For the fun and the glory. But with no rewards.

Here is where I have some ideas that go in the exact opposite direction of what Blizzard is trying to do. To begin with, I would instantly remove forever the Honor points outside the BGs, so that the game goes back to that model I loved.

Then I would convert the “PvP objectives” in each zone to fit in the system I was suggesting to replace the current one. Flag those PvP objectives as “hotspots” and then reward Honor points for each kill the closer it is to the Hotspot. So that the PvP action can actually converge on those points and achieve three major goals:

1- Discourage ganking (no points if the kill happens far away from a PvP objective)
2- Leave relatively alone those who don’t want to be bothered (avoid the PvP hotspots)
3- Plug back the “roleplay” and “choice” into PvP (explained two links above)

Sadly this won’t happen and we’ll have to continue to deal with an half-assed implementation of world PvP. Exactly that part of the game with the most potential and that is instead the most deluding.

Some of the ideas they have about the mechanics and purposes are good. The point is that it’s the overall scheme to suck.

We also want to get world PvP flowing again in WoW. A lot of players missed it, so every Outlands zone was designed with a major PvP objective in mind.

All of the zones in Burning Crusade will include objective PvP areas. One of those was in a lush green zone we had our first chance to get a look at today called Nagrand. Smack in the middle of the zone is a neutral town that can be captured for the Horde or Alliance. The owner of the town will have access to merchants that have items unavailable anywhere else along with some other bonuses.

More interestingly, the gameplay surrounding the zone will involve stations set up on the four bridge entrances into the town. For instance, if the Horde holds the town, the Alliance will be able to set up griffon towers that players can use to fly across the town (on a rail) and drop bombs onto the NPC guards and enemy players. Attackers will have to aim and blast what they can quickly because defenders can run across the bridge (without dying of course) and click on the towers to knock them down. Once the NPC guards have been killed the town can be captured in the same way that flags are captured in Battlefield games.

See, these idea about the specific gameplay sound quite fun, the problem is the context.

Sadly the world PvP directly overlaps with the purpose of the BGs and this situation could be solved only with a more radical approach.

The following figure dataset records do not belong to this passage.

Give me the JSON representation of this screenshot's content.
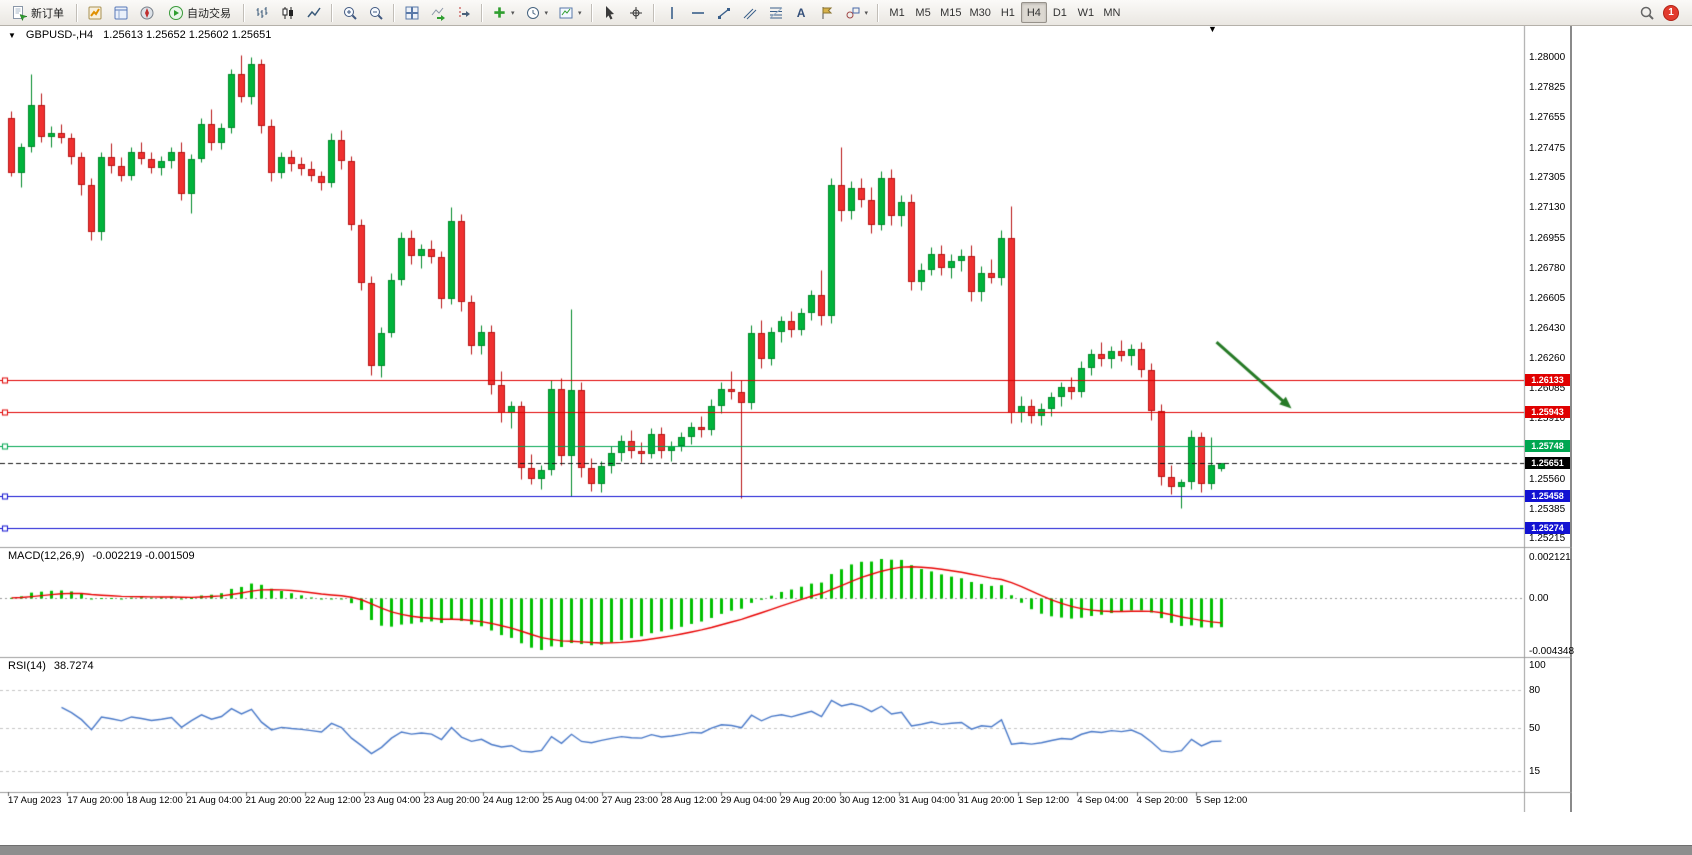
{
  "toolbar": {
    "new_order_label": "新订单",
    "auto_trading_label": "自动交易",
    "text_tool_label": "A",
    "timeframes": [
      "M1",
      "M5",
      "M15",
      "M30",
      "H1",
      "H4",
      "D1",
      "W1",
      "MN"
    ],
    "active_timeframe": "H4",
    "notification_count": "1",
    "icons": [
      "new-order",
      "market-watch",
      "data-window",
      "navigator",
      "auto-trading",
      "bar-chart",
      "candlestick-chart",
      "line-chart",
      "zoom-in",
      "zoom-out",
      "tile-windows",
      "auto-scroll",
      "chart-shift",
      "indicators",
      "periods",
      "templates",
      "cursor",
      "crosshair",
      "vertical-line",
      "horizontal-line",
      "trendline",
      "channel",
      "fibonacci",
      "text",
      "text-label",
      "shapes",
      "search",
      "notification"
    ]
  },
  "chart": {
    "symbol": "GBPUSD-",
    "timeframe": "H4",
    "title": "GBPUSD-,H4",
    "ohlc": "1.25613 1.25652 1.25602 1.25651",
    "open": "1.25613",
    "high": "1.25652",
    "low": "1.25602",
    "close": "1.25651",
    "price_axis": [
      "1.28000",
      "1.27825",
      "1.27655",
      "1.27475",
      "1.27305",
      "1.27130",
      "1.26955",
      "1.26780",
      "1.26605",
      "1.26430",
      "1.26260",
      "1.26085",
      "1.25910",
      "1.25735",
      "1.25560",
      "1.25385",
      "1.25215"
    ],
    "time_axis": [
      "17 Aug 2023",
      "17 Aug 20:00",
      "18 Aug 12:00",
      "21 Aug 04:00",
      "21 Aug 20:00",
      "22 Aug 12:00",
      "23 Aug 04:00",
      "23 Aug 20:00",
      "24 Aug 12:00",
      "25 Aug 04:00",
      "27 Aug 23:00",
      "28 Aug 12:00",
      "29 Aug 04:00",
      "29 Aug 20:00",
      "30 Aug 12:00",
      "31 Aug 04:00",
      "31 Aug 20:00",
      "1 Sep 12:00",
      "4 Sep 04:00",
      "4 Sep 20:00",
      "5 Sep 12:00"
    ],
    "levels": [
      {
        "label": "1.26133",
        "price": 1.26133,
        "color": "#e00000"
      },
      {
        "label": "1.25943",
        "price": 1.25943,
        "color": "#e00000"
      },
      {
        "label": "1.25748",
        "price": 1.25748,
        "color": "#00a651"
      },
      {
        "label": "1.25458",
        "price": 1.25458,
        "color": "#1212d2"
      },
      {
        "label": "1.25274",
        "price": 1.25274,
        "color": "#1212d2"
      }
    ],
    "current_price": {
      "label": "1.25651",
      "price": 1.25651,
      "color": "#000000"
    },
    "colors": {
      "up": "#00b43c",
      "up_border": "#008a2a",
      "down": "#f03030",
      "down_border": "#b81414",
      "background": "#ffffff",
      "axis_text": "#000000"
    },
    "arrow": {
      "from_bar": 120.5,
      "from_price": 1.2635,
      "to_bar": 128.0,
      "to_price": 1.25965,
      "color": "#267a26"
    }
  },
  "macd": {
    "name": "MACD(12,26,9)",
    "values_label": "-0.002219 -0.001509",
    "main_value": -0.002219,
    "signal_value": -0.001509,
    "scale": [
      "0.002121",
      "0.00",
      "-0.004348"
    ],
    "histogram_color": "#00c000",
    "signal_color": "#e80000",
    "params": {
      "fast": 12,
      "slow": 26,
      "signal": 9
    }
  },
  "rsi": {
    "name": "RSI(14)",
    "value_label": "38.7274",
    "value": 38.7274,
    "scale": [
      "100",
      "80",
      "50",
      "15"
    ],
    "line_color": "#4878c8",
    "period": 14
  },
  "chart_data": {
    "type": "candlestick",
    "symbol": "GBPUSD-",
    "timeframe": "H4",
    "title": "GBPUSD-,H4",
    "visible_price_range": [
      1.25163,
      1.2818
    ],
    "indicators": [
      {
        "name": "MACD",
        "params": [
          12,
          26,
          9
        ],
        "last_values": [
          -0.002219,
          -0.001509
        ],
        "scale_max": 0.002121,
        "scale_min": -0.004348
      },
      {
        "name": "RSI",
        "params": [
          14
        ],
        "last_value": 38.7274,
        "scale": [
          100,
          80,
          50,
          15
        ]
      }
    ],
    "ohlc_format": [
      "open",
      "high",
      "low",
      "close"
    ],
    "candles": [
      [
        1.2765,
        1.2769,
        1.2731,
        1.2733
      ],
      [
        1.2733,
        1.275,
        1.2725,
        1.2748
      ],
      [
        1.2748,
        1.279,
        1.2745,
        1.2772
      ],
      [
        1.2772,
        1.2779,
        1.2751,
        1.2754
      ],
      [
        1.2754,
        1.276,
        1.2748,
        1.2756
      ],
      [
        1.2756,
        1.2761,
        1.275,
        1.2753
      ],
      [
        1.2753,
        1.2756,
        1.2738,
        1.2742
      ],
      [
        1.2742,
        1.2745,
        1.272,
        1.2726
      ],
      [
        1.2726,
        1.273,
        1.2694,
        1.2699
      ],
      [
        1.2699,
        1.2745,
        1.2694,
        1.2742
      ],
      [
        1.2742,
        1.275,
        1.2733,
        1.2737
      ],
      [
        1.2737,
        1.2742,
        1.2728,
        1.2731
      ],
      [
        1.2731,
        1.2748,
        1.2729,
        1.2745
      ],
      [
        1.2745,
        1.2751,
        1.2738,
        1.2741
      ],
      [
        1.2741,
        1.2745,
        1.2733,
        1.2736
      ],
      [
        1.2736,
        1.2743,
        1.2732,
        1.274
      ],
      [
        1.274,
        1.2748,
        1.2736,
        1.2745
      ],
      [
        1.2745,
        1.2751,
        1.2717,
        1.2721
      ],
      [
        1.2721,
        1.2744,
        1.271,
        1.2741
      ],
      [
        1.2741,
        1.2765,
        1.2739,
        1.2761
      ],
      [
        1.2761,
        1.277,
        1.2746,
        1.275
      ],
      [
        1.275,
        1.2762,
        1.2747,
        1.2759
      ],
      [
        1.2759,
        1.2793,
        1.2756,
        1.279
      ],
      [
        1.279,
        1.2801,
        1.2774,
        1.2777
      ],
      [
        1.2777,
        1.28,
        1.2773,
        1.2796
      ],
      [
        1.2796,
        1.2799,
        1.2756,
        1.276
      ],
      [
        1.276,
        1.2764,
        1.2728,
        1.2733
      ],
      [
        1.2733,
        1.2745,
        1.273,
        1.2742
      ],
      [
        1.2742,
        1.2746,
        1.2734,
        1.2738
      ],
      [
        1.2738,
        1.2742,
        1.2732,
        1.2735
      ],
      [
        1.2735,
        1.274,
        1.2728,
        1.2731
      ],
      [
        1.2731,
        1.2734,
        1.2723,
        1.2727
      ],
      [
        1.2727,
        1.2756,
        1.2725,
        1.2752
      ],
      [
        1.2752,
        1.2758,
        1.2735,
        1.274
      ],
      [
        1.274,
        1.2743,
        1.27,
        1.2703
      ],
      [
        1.2703,
        1.2706,
        1.2665,
        1.2669
      ],
      [
        1.2669,
        1.2673,
        1.2616,
        1.2621
      ],
      [
        1.2621,
        1.2644,
        1.2615,
        1.264
      ],
      [
        1.264,
        1.2675,
        1.2638,
        1.2671
      ],
      [
        1.2671,
        1.2699,
        1.2668,
        1.2695
      ],
      [
        1.2695,
        1.27,
        1.268,
        1.2685
      ],
      [
        1.2685,
        1.2692,
        1.2678,
        1.2689
      ],
      [
        1.2689,
        1.2694,
        1.2681,
        1.2684
      ],
      [
        1.2684,
        1.2688,
        1.2655,
        1.266
      ],
      [
        1.266,
        1.2713,
        1.2657,
        1.2705
      ],
      [
        1.2705,
        1.2709,
        1.2653,
        1.2658
      ],
      [
        1.2658,
        1.2662,
        1.2628,
        1.2633
      ],
      [
        1.2633,
        1.2645,
        1.2628,
        1.2641
      ],
      [
        1.2641,
        1.2645,
        1.2605,
        1.261
      ],
      [
        1.261,
        1.2618,
        1.2589,
        1.2594
      ],
      [
        1.2594,
        1.2601,
        1.2585,
        1.2598
      ],
      [
        1.2598,
        1.2601,
        1.2556,
        1.2562
      ],
      [
        1.2562,
        1.257,
        1.2553,
        1.2556
      ],
      [
        1.2556,
        1.2564,
        1.255,
        1.2561
      ],
      [
        1.2561,
        1.2613,
        1.2558,
        1.2608
      ],
      [
        1.2608,
        1.2614,
        1.2564,
        1.2569
      ],
      [
        1.2569,
        1.2654,
        1.2546,
        1.2607
      ],
      [
        1.2607,
        1.2612,
        1.2557,
        1.2562
      ],
      [
        1.2562,
        1.2568,
        1.2549,
        1.2553
      ],
      [
        1.2553,
        1.2566,
        1.2548,
        1.2563
      ],
      [
        1.2563,
        1.2575,
        1.2559,
        1.2571
      ],
      [
        1.2571,
        1.2581,
        1.2566,
        1.2578
      ],
      [
        1.2578,
        1.2584,
        1.2568,
        1.2572
      ],
      [
        1.2572,
        1.2577,
        1.2565,
        1.257
      ],
      [
        1.257,
        1.2585,
        1.2568,
        1.2582
      ],
      [
        1.2582,
        1.2586,
        1.2568,
        1.2572
      ],
      [
        1.2572,
        1.2578,
        1.2566,
        1.2575
      ],
      [
        1.2575,
        1.2583,
        1.2572,
        1.258
      ],
      [
        1.258,
        1.2589,
        1.2576,
        1.2586
      ],
      [
        1.2586,
        1.2592,
        1.258,
        1.2584
      ],
      [
        1.2584,
        1.2602,
        1.2581,
        1.2598
      ],
      [
        1.2598,
        1.2612,
        1.2594,
        1.2608
      ],
      [
        1.2608,
        1.2618,
        1.2602,
        1.2606
      ],
      [
        1.2606,
        1.2613,
        1.2545,
        1.26
      ],
      [
        1.26,
        1.2645,
        1.2596,
        1.264
      ],
      [
        1.264,
        1.2648,
        1.262,
        1.2625
      ],
      [
        1.2625,
        1.2644,
        1.2622,
        1.2641
      ],
      [
        1.2641,
        1.265,
        1.2635,
        1.2647
      ],
      [
        1.2647,
        1.2653,
        1.2638,
        1.2642
      ],
      [
        1.2642,
        1.2655,
        1.2639,
        1.2652
      ],
      [
        1.2652,
        1.2665,
        1.2648,
        1.2662
      ],
      [
        1.2662,
        1.2677,
        1.2645,
        1.265
      ],
      [
        1.265,
        1.273,
        1.2646,
        1.2726
      ],
      [
        1.2726,
        1.2748,
        1.2705,
        1.2711
      ],
      [
        1.2711,
        1.2728,
        1.2706,
        1.2724
      ],
      [
        1.2724,
        1.273,
        1.2713,
        1.2717
      ],
      [
        1.2717,
        1.2725,
        1.2698,
        1.2703
      ],
      [
        1.2703,
        1.2734,
        1.27,
        1.273
      ],
      [
        1.273,
        1.2735,
        1.2703,
        1.2708
      ],
      [
        1.2708,
        1.272,
        1.2702,
        1.2716
      ],
      [
        1.2716,
        1.2721,
        1.2665,
        1.267
      ],
      [
        1.267,
        1.2681,
        1.2665,
        1.2677
      ],
      [
        1.2677,
        1.269,
        1.2674,
        1.2686
      ],
      [
        1.2686,
        1.2691,
        1.2674,
        1.2678
      ],
      [
        1.2678,
        1.2686,
        1.2672,
        1.2682
      ],
      [
        1.2682,
        1.2689,
        1.2676,
        1.2685
      ],
      [
        1.2685,
        1.2691,
        1.2659,
        1.2664
      ],
      [
        1.2664,
        1.2679,
        1.2659,
        1.2675
      ],
      [
        1.2675,
        1.2683,
        1.2669,
        1.2672
      ],
      [
        1.2672,
        1.27,
        1.2668,
        1.2695
      ],
      [
        1.2695,
        1.2714,
        1.2588,
        1.2594
      ],
      [
        1.2594,
        1.2604,
        1.2589,
        1.2598
      ],
      [
        1.2598,
        1.2602,
        1.2588,
        1.2592
      ],
      [
        1.2592,
        1.26,
        1.2587,
        1.2596
      ],
      [
        1.2596,
        1.2606,
        1.2592,
        1.2603
      ],
      [
        1.2603,
        1.2612,
        1.2598,
        1.2609
      ],
      [
        1.2609,
        1.2615,
        1.2602,
        1.2606
      ],
      [
        1.2606,
        1.2624,
        1.2603,
        1.262
      ],
      [
        1.262,
        1.2631,
        1.2616,
        1.2628
      ],
      [
        1.2628,
        1.2635,
        1.2621,
        1.2625
      ],
      [
        1.2625,
        1.2633,
        1.262,
        1.263
      ],
      [
        1.263,
        1.2636,
        1.2624,
        1.2627
      ],
      [
        1.2627,
        1.2634,
        1.2622,
        1.2631
      ],
      [
        1.2631,
        1.2635,
        1.2615,
        1.2619
      ],
      [
        1.2619,
        1.2623,
        1.259,
        1.2595
      ],
      [
        1.2595,
        1.2599,
        1.2552,
        1.2557
      ],
      [
        1.2557,
        1.2564,
        1.2547,
        1.2551
      ],
      [
        1.2551,
        1.2556,
        1.2539,
        1.2554
      ],
      [
        1.2554,
        1.2584,
        1.255,
        1.258
      ],
      [
        1.258,
        1.2583,
        1.2548,
        1.2553
      ],
      [
        1.2553,
        1.258,
        1.255,
        1.2564
      ],
      [
        1.25613,
        1.25652,
        1.25602,
        1.25651
      ]
    ]
  }
}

So let me dare:

1- Remove those fucking diminishing returns on the Honor points, they were retarded since the very beginning
2- On the PvP servers only give Honor points in world PvP, nothing in BGs

Then the Honor system can be kept separated. From a side we have the “faction” rewards that are specific for each BG. As per the official description above, each reward will have a cost divided into “generic points” and points gained in that specific BG.

On The PvE servers, you would gain Honor points BOTH from fighting in a BG and in the world PvP. While on a PvP server the “generic” Honor points would be gained exclusively in the world PvP, while you would get in the BG instance only those points that are specific.

This would have the positive result of making the world PvP much more viable and popular on the PvP servers, while the cross-server BGs will also prevent the population in the BGs to thin out.

At the end this step MUST be done. On the PvP servers or it’s one or the other, you cannot support both. If there isn’t a purpose in the world PvP, people will just ignore it. Because after the initial burst everyone will still pass the great majority of the time closed in an instance. And that’s the death of the world PvP.

You need a reason to bring them out. The world PvP has the potential to be more fun, varied and compelling than just farming points endlessly in a BG. I think it’s time to valorize this part of the game and also offer it a role.